What are the characteristics of the stimulus that it likes to see,
that it likes to respond to?
And that's being judged in terms of the number of action
potentials that the cell fires.
So you can hear this on an audio amplifier.
And you can actually find this on the Internet.
And I suggest for those of you who register that you find the Hubel and
Wiesel video of their actual experiments and see how this was done and
how [LAUGH] different it was 50 years ago from the way it's done now,
more than 50 years ago now, than the way it's done now.
But the point has been the same over this period of decades, and
the first point is that there's a location
in visual space that any particular cell is going to respond to.
So in this case the cell doesn't respond, the cell that one's recording from here.
Remember, it's just a single cell being record from the primary visual cortex
of the animal that, although anesthetized, the visual system is still working
at a reduced but adequate level to make these kinds of experiments.
But there's only one place on the screen that the cell is going to respond to.
That's the location of the receptive field.
The receptive field is the locus in space that the cell responds to.

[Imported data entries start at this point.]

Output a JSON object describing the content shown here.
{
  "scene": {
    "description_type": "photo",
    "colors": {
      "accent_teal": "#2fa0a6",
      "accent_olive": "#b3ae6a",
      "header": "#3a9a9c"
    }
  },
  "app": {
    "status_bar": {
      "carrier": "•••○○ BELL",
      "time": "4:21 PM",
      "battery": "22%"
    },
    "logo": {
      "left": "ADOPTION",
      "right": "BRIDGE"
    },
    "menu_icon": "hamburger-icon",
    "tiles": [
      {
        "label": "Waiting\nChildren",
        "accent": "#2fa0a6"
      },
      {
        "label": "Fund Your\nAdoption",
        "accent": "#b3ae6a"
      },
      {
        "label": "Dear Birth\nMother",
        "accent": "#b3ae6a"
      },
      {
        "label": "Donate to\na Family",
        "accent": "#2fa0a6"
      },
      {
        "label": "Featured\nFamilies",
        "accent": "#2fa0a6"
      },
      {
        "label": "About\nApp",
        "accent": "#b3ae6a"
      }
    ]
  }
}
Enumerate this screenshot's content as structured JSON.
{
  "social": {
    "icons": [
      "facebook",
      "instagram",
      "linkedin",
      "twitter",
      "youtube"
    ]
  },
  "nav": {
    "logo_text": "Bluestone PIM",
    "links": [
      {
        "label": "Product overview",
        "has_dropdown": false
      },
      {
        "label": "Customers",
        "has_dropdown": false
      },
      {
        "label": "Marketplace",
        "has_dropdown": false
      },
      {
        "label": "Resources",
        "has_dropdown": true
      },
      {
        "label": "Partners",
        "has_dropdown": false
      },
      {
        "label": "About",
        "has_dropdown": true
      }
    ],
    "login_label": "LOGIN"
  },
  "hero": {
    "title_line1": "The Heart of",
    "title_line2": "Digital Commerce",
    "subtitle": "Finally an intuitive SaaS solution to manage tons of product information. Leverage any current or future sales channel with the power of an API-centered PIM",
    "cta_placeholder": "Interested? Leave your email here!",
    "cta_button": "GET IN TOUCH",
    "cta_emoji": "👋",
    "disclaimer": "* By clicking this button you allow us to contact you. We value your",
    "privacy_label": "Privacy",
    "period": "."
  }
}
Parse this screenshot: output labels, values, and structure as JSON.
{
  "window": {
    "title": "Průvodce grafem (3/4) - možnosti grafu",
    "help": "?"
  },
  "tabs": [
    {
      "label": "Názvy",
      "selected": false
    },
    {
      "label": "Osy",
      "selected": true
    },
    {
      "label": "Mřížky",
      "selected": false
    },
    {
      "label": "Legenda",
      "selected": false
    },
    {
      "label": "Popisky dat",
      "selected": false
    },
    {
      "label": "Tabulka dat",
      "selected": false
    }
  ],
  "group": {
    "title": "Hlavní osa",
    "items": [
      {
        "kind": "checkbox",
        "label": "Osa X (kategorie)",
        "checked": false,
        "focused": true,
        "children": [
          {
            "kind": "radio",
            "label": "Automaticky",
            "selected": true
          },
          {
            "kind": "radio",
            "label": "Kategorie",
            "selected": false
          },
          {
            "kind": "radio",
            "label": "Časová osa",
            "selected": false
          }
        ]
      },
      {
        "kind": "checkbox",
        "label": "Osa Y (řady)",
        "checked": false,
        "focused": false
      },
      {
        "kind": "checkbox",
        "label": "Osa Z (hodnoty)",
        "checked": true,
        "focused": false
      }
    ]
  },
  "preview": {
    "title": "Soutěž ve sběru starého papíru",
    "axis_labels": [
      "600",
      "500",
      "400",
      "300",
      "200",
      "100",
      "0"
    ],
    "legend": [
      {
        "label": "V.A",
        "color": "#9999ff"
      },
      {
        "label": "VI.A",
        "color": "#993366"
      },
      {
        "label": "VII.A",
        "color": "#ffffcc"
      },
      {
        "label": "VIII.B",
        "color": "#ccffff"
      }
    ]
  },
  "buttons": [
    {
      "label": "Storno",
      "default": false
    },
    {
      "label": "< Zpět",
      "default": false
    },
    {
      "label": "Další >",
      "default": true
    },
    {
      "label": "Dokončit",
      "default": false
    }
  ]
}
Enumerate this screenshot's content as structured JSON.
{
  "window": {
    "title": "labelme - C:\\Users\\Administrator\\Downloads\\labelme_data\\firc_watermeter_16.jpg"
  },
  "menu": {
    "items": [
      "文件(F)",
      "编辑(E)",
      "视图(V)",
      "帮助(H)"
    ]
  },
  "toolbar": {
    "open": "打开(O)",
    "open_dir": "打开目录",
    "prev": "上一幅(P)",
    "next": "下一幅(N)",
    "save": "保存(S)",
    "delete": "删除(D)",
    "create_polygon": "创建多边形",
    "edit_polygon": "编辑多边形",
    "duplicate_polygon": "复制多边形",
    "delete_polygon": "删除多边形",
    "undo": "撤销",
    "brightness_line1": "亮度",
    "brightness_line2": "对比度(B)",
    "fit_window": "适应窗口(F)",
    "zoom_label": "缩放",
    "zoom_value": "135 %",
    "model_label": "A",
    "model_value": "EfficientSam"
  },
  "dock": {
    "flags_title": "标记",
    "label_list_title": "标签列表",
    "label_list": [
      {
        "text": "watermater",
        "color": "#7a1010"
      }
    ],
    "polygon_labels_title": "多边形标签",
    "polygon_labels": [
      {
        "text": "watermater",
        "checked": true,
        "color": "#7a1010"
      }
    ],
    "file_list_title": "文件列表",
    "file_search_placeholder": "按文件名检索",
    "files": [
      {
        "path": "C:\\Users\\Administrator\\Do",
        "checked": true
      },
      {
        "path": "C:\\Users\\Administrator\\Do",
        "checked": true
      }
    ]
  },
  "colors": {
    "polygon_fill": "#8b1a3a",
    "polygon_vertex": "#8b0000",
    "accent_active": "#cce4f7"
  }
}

That's the sort of primary definition of a receptive field as a location.
You put the stimulus here, you put the stimulus here, you put the stimulus here,
you put the stimulus here, no response.
So there's a particular locus, a particular location of
the receptive field, for any cell that one wants to test in this way.
The second characteristic, and it's equally important,
is, as I said, what kind of stimuli, not just in the placement
of stimulus, but what kind of stimuli does the cell like?
And again, you hear this by an increase in the frequency of action potentials
that you listen to or
you see on your oscilloscope that I'll tell you about in a second.